Cards rotate out of legal play. Yeah, you read that right. Remember the $84988 you just spent to perfect your deck? Oh, well half of those cards are out of date now, you stupid chump. Wizards of the Coast are marketing masters and they know that if they can get you buying their cards, then you’ll have to continue buying their cards if you hope to keep your initial investment worth anything. It’s basically the ultimate ponzi scheme. Time to go buy another box of cards and build your deck again from the ground up! Hooray!

Magic is a game of mostly skill, with some luck. I, unfortunately, have neither. This makes buying all those cards kind of a waste of money because, at the end of the day, some greasy haired 8th grader in a Pokemon shirt is going to beat the fucking pants off me.

"Hey lady!
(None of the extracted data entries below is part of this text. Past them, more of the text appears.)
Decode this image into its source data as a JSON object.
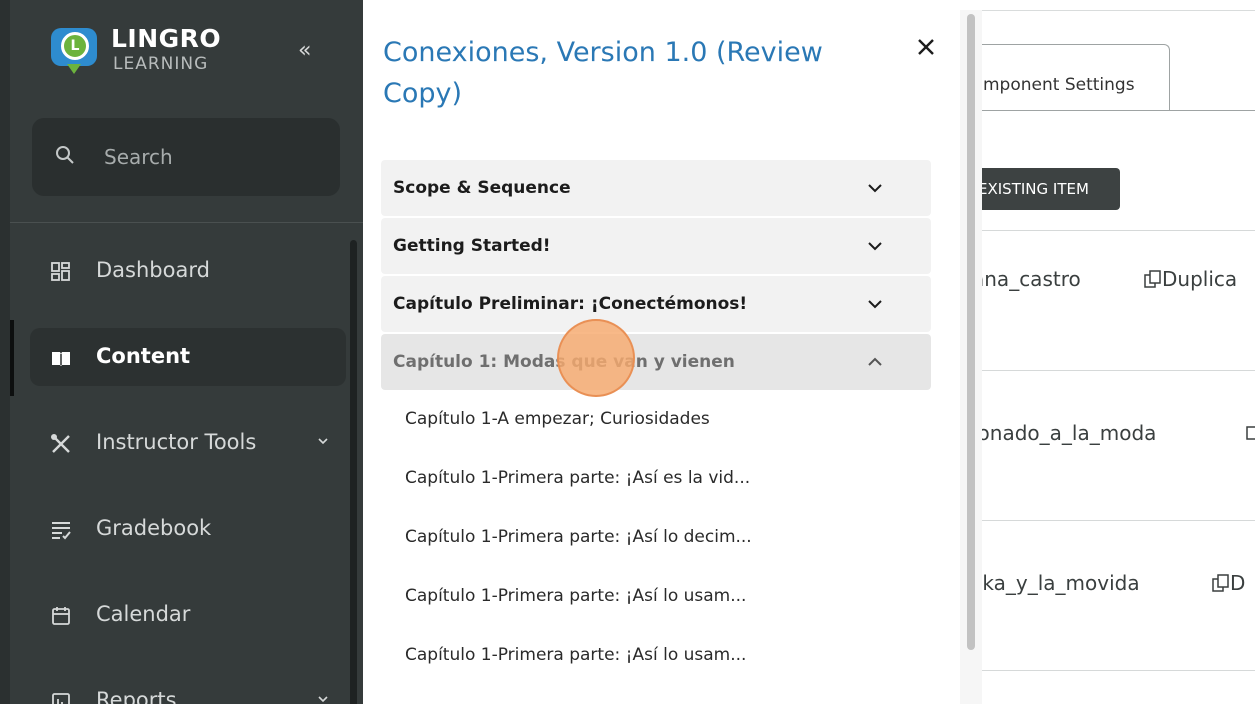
{
  "sidebar": {
    "logo": {
      "line1": "LINGRO",
      "line2": "LEARNING",
      "badge": "L"
    },
    "collapse_label": "«",
    "search": {
      "placeholder": "Search"
    },
    "items": [
      {
        "label": "Dashboard",
        "icon": "dashboard-icon"
      },
      {
        "label": "Content",
        "icon": "book-icon",
        "active": true
      },
      {
        "label": "Instructor Tools",
        "icon": "tools-icon",
        "has_submenu": true
      },
      {
        "label": "Gradebook",
        "icon": "gradebook-icon"
      },
      {
        "label": "Calendar",
        "icon": "calendar-icon"
      },
      {
        "label": "Reports",
        "icon": "reports-icon",
        "has_submenu": true
      }
    ]
  },
  "panel": {
    "title": "Conexiones, Version 1.0 (Review Copy)",
    "close_label": "×",
    "sections": [
      {
        "title": "Scope & Sequence",
        "expanded": false
      },
      {
        "title": "Getting Started!",
        "expanded": false
      },
      {
        "title": "Capítulo Preliminar: ¡Conectémonos!",
        "expanded": false
      },
      {
        "title": "Capítulo 1: Modas que van y vienen",
        "expanded": true
      }
    ],
    "subitems": [
      "Capítulo 1-A empezar; Curiosidades",
      "Capítulo 1-Primera parte: ¡Así es la vid...",
      "Capítulo 1-Primera parte: ¡Así lo decim...",
      "Capítulo 1-Primera parte: ¡Así lo usam...",
      "Capítulo 1-Primera parte: ¡Así lo usam..."
    ]
  },
  "background": {
    "tab_label": "mponent Settings",
    "existing_button": "EXISTING ITEM",
    "rows": [
      {
        "text": "ana_castro",
        "action": "Duplica"
      },
      {
        "text": "ionado_a_la_moda",
        "action": ""
      },
      {
        "text": "ska_y_la_movida",
        "action": "D"
      }
    ]
  },
  "colors": {
    "sidebar_bg": "#353b3b",
    "title_blue": "#2a78b5",
    "cursor_highlight": "#f6aa6e"
  }
}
Why don't you tap two mana and
get the fuck out of my way?"
Face to face interaction can be terrifying. Imagine yourself as a girl with some titties and some serious social anxiety.  Then, picture yourself walking in to a tiny, smelly room by yourself and realizing . . .
You are the only girl.

Everyone is staring at you like you like your fly is open. You check. It isn’t, but since you just looked down at your own crotch, now everyone else is looking there, too.

There is absolutely no way to cross the room without slithering under the tables like a snake or immediately losing 80 of your 145 pounds in order to squeeze through the chairs to get to your first opponent.

I would like everyone who plays Magic to dress as their favorite Tetris piece. 
I will be the "T" so I can be as inconvenient to you as humanly possible.

The fun only continues when you do eventually make it to the chair across your opponent and they’re so intent on winning that they don’t even look you in the eye or make any indication that you are engaging in some kind of game with another actual living, breathing human being. Oh, and did you know it’s totally fine to use cards in another language even though  you have no idea what the fuck they say? You have the option of looking like a twat and calling over a judge every 5 minutes or you can just believe the person in front of you and trust that they're absolutely here to have fun and play a game, rather than dick you over so they can get 6 booster packs and toss most of the cards in the trash can on the way out if they don't get what they want. 

"Oh, so that card says all my creatures die, you deal me 7 damage, and I give you a blowjob?
No problem, man. Sounds legit."
Look, if I wanted to remove the fun, social aspect of a face to face card game, I’d just play online.

Oh, wait, what a great idea.

Magic the Gathering: Duels of the Planeswalkers 2013 (The actual game review)

Improvements: The game has apparently gotten some upgrades since the 2012 version. New cards, yes, but now you have the option to manually select the mana you want to tap (press the left control key while mousing over the card you want to play- the game will highlight the different ways you can tap your mana). This comes in handy when you’re doing the Challenges part of the single-player campaign.

Encounters: Something I enjoyed about the single player part of the game was the encounters. Most of them are pretty easy, honestly. The exception to this is the Primordial Hydra encounter. I had to break away from my streak of unlocking cards for my green Garruk deck to use the blue Jace mill strategy in order to beat it. I am sure there are better ways, but that was the best way for me.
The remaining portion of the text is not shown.